Fort McCoy and Wisconsin’s Vernon County formally signed an intergovernmental service agreement, or IGSA, March 15 in an official signing ceremony at the headquarters for U.S. Army Garrison Fort McCoy.
The agreement was made official with the signatures of Vernon County Administrator Cari Reddington and Fort McCoy Garrison Commander Col. Michael Poss. Also present at the ceremony were Vernon County Highway Commissioner Phil Hewitt, Fort McCoy Deputy to the Garrison Commander Brad Stewart, Fort McCoy Directorate of Public Works Operations and Maintenance Division Chief Nathan Sobojinski, Fort McCoy Resource Management Officer Maureen Richardson, Fort McCoy Staff Judge Advocate Lt. Col. Savas Kyriakidis, and Joel Smith with the Fort McCoy Resource Management Office.
The agreement becomes effective April 1. In summary, the county will provide roadway line striping services for Fort McCoy versus the installation hiring a contractor to do the work. The agreement, according to Sobojinski, will provide an annual cost savings of approximately $166,419 for the next 10 years.
Annual road maintenance, like line striping, is critical to the safety and mission readiness of the total force so Fort McCoy can provide a training environment necessary for mission success, Sobojinski said.
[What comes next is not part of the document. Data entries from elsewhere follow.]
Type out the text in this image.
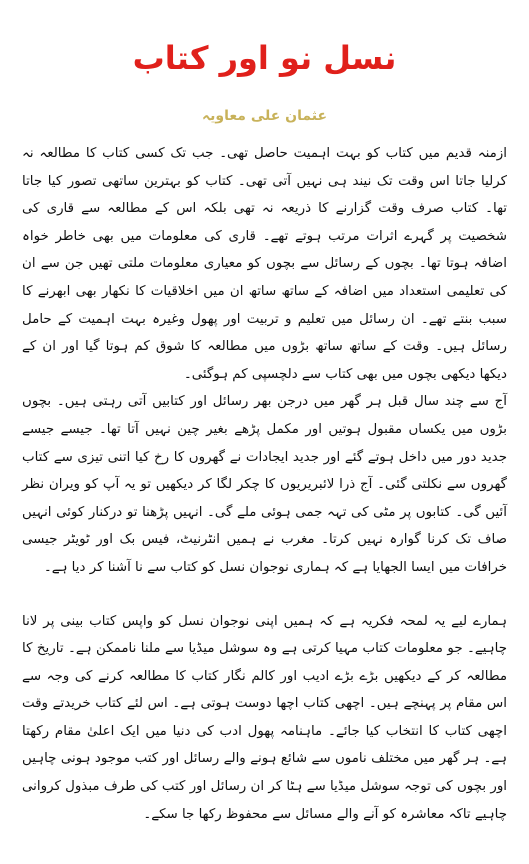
نسل نو اور کتاب
عثمان علی معاویہ

ازمنہ قدیم میں کتاب کو بہت اہمیت حاصل تھی۔ جب تک کسی کتاب کا مطالعہ نہ کرلیا جاتا اس وقت تک نیند ہی نہیں آتی تھی۔ کتاب کو بہترین ساتھی تصور کیا جاتا تھا۔ کتاب صرف وقت گزارنے کا ذریعہ نہ تھی بلکہ اس کے مطالعہ سے قاری کی شخصیت پر گہرے اثرات مرتب ہوتے تھے۔ قاری کی معلومات میں بھی خاطر خواہ اضافہ ہوتا تھا۔ بچوں کے رسائل سے بچوں کو معیاری معلومات ملتی تھیں جن سے ان کی تعلیمی استعداد میں اضافہ کے ساتھ ساتھ ان میں اخلاقیات کا نکھار بھی ابھرنے کا سبب بنتے تھے۔ ان رسائل میں تعلیم و تربیت اور پھول وغیرہ بہت اہمیت کے حامل رسائل ہیں۔ وقت کے ساتھ ساتھ بڑوں میں مطالعہ کا شوق کم ہوتا گیا اور ان کے دیکھا دیکھی بچوں میں بھی کتاب سے دلچسپی کم ہوگئی۔

آج سے چند سال قبل ہر گھر میں درجن بھر رسائل اور کتابیں آتی رہتی ہیں۔ بچوں بڑوں میں یکساں مقبول ہوتیں اور مکمل پڑھے بغیر چین نہیں آتا تھا۔ جیسے جیسے جدید دور میں داخل ہوتے گئے اور جدید ایجادات نے گھروں کا رخ کیا اتنی تیزی سے کتاب گھروں سے نکلتی گئی۔ آج ذرا لائبریریوں کا چکر لگا کر دیکھیں تو یہ آپ کو ویران نظر آئیں گی۔ کتابوں پر مٹی کی تہہ جمی ہوئی ملے گی۔ انہیں پڑھنا تو درکنار کوئی انہیں صاف تک کرنا گوارہ نہیں کرتا۔ مغرب نے ہمیں انٹرنیٹ، فیس بک اور ٹویٹر جیسی خرافات میں ایسا الجھایا ہے کہ ہماری نوجوان نسل کو کتاب سے نا آشنا کر دیا ہے۔

ہمارے لیے یہ لمحہ فکریہ ہے کہ ہمیں اپنی نوجوان نسل کو واپس کتاب بینی پر لانا چاہیے۔ جو معلومات کتاب مہیا کرتی ہے وہ سوشل میڈیا سے ملنا ناممکن ہے۔ تاریخ کا مطالعہ کر کے دیکھیں بڑے بڑے ادیب اور کالم نگار کتاب کا مطالعہ کرنے کی وجہ سے اس مقام پر پہنچے ہیں۔ اچھی کتاب اچھا دوست ہوتی ہے۔ اس لئے کتاب خریدتے وقت اچھی کتاب کا انتخاب کیا جائے۔ ماہنامہ پھول ادب کی دنیا میں ایک اعلیٰ مقام رکھتا ہے۔ ہر گھر میں مختلف ناموں سے شائع ہونے والے رسائل اور کتب موجود ہونی چاہیں اور بچوں کی توجہ سوشل میڈیا سے ہٹا کر ان رسائل اور کتب کی طرف مبذول کروانی چاہیے تاکہ معاشرہ کو آنے والے مسائل سے محفوظ رکھا جا سکے۔
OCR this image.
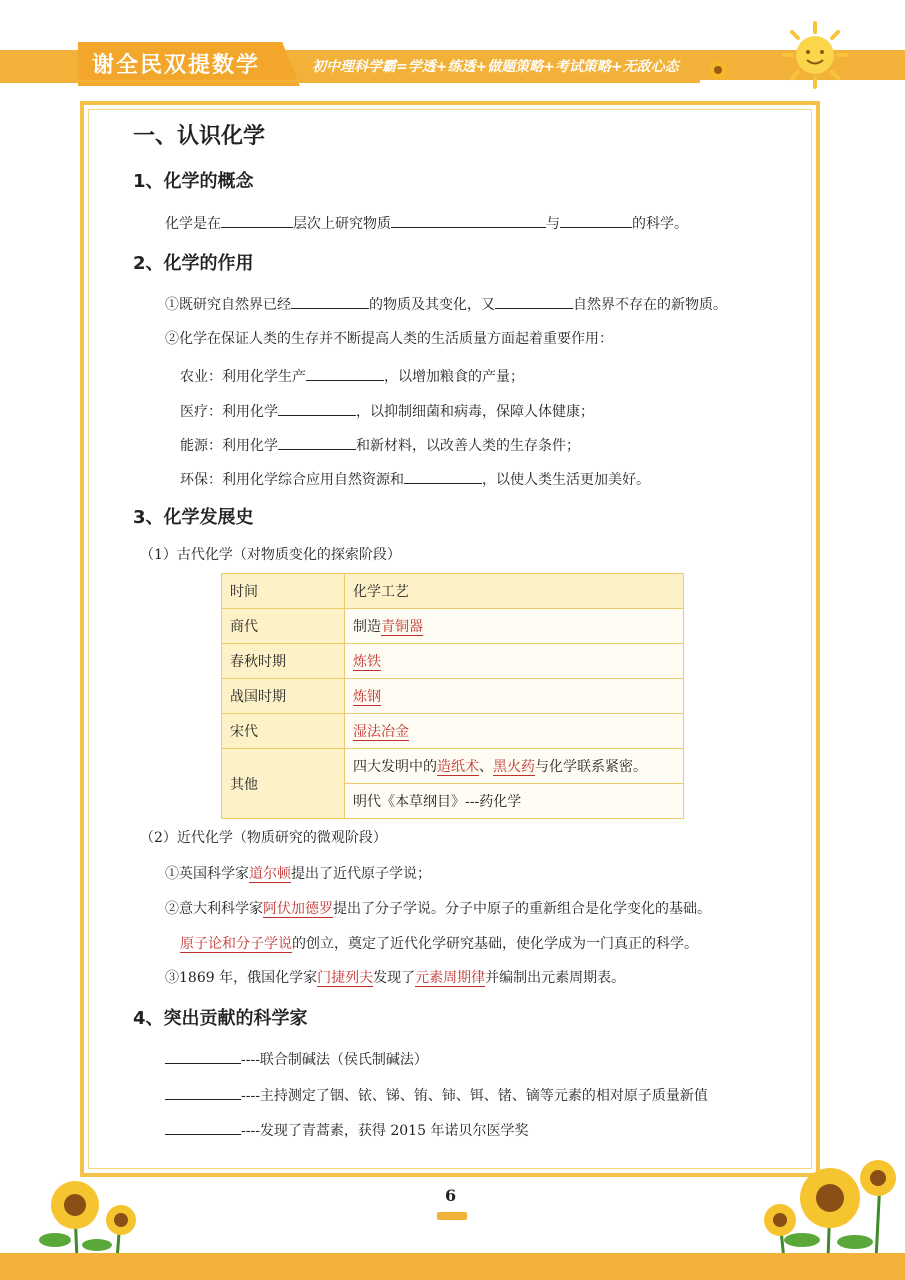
谢全民双提数学	初中理科学霸=学透+练透+做题策略+考试策略+无敌心态
一、认识化学
1、化学的概念
化学是在	层次上研究物质	与	的科学。
2、化学的作用
①既研究自然界已经	的物质及其变化，又	自然界不存在的新物质。
②化学在保证人类的生存并不断提高人类的生活质量方面起着重要作用：
农业：利用化学生产	，以增加粮食的产量；
医疗：利用化学	，以抑制细菌和病毒，保障人体健康；
能源：利用化学	和新材料，以改善人类的生存条件；
环保：利用化学综合应用自然资源和	，以使人类生活更加美好。
3、化学发展史
（1）古代化学（对物质变化的探索阶段）
时间	化学工艺
商代	制造青铜器
春秋时期	炼铁
战国时期	炼钢
宋代	湿法冶金
其他	四大发明中的造纸术、黑火药与化学联系紧密。
	明代《本草纲目》---药化学
（2）近代化学（物质研究的微观阶段）
①英国科学家道尔顿提出了近代原子学说；
②意大利科学家阿伏加德罗提出了分子学说。分子中原子的重新组合是化学变化的基础。
原子论和分子学说的创立，奠定了近代化学研究基础，使化学成为一门真正的科学。
③1869 年，俄国化学家门捷列夫发现了元素周期律并编制出元素周期表。
4、突出贡献的科学家
----联合制碱法（侯氏制碱法）
----主持测定了铟、铱、锑、铕、铈、铒、锗、镝等元素的相对原子质量新值
----发现了青蒿素，获得 2015 年诺贝尔医学奖
6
The Fort McCoy cantonment area and range road network see heavy use from April through October.
Vernon County’s current capabilities fulfill the roadway striping needs at Fort McCoy well, Sobojinski said. The county already has equipment and personnel in place to provide the services. Additionally, their support ability is proven as they also provide the same services to Wisconsin’s Monroe County, where Fort McCoy is located.
“This is kind of a historical day,” Poss said. “This will be great for the installation.”
Reddington said Vernon County will also benefit from the agreement.
“This is a great opportunity, and we are excited to be a part of it,” she said.
The Army’s strategy for engaging in an IGSA is that of an institutionalized mindset that relies on public-public partnerships to ensure mission readiness in an era of reduced resources. This agreement said follows that strategy, Richardson said.
“This is only the second support agreement we have entered into,” said Richardson, who is also chief of the Fort McCoy IGSA Program. “We find there are mutual benefits for both organizations in this.”
The first intergovernmental service agreement the installation signed was in December 2019 with Monroe County. According to the Office of the Army Deputy Chief of Staff, G-9, the service’s lead organization for the Army Community Partnership Program, the goal of the program is to transform Army installation services through a variety of partnership possibilities.
“Partnership agreements with state and local municipalities form the basis of efficient and less-expensive service delivery that can be beneficial to both organizations without the complexities of traditional contracting practices,” Richardson said.
“The program puts another tool in the tool kit to allow Department of Defense installations to operate at reduced costs.”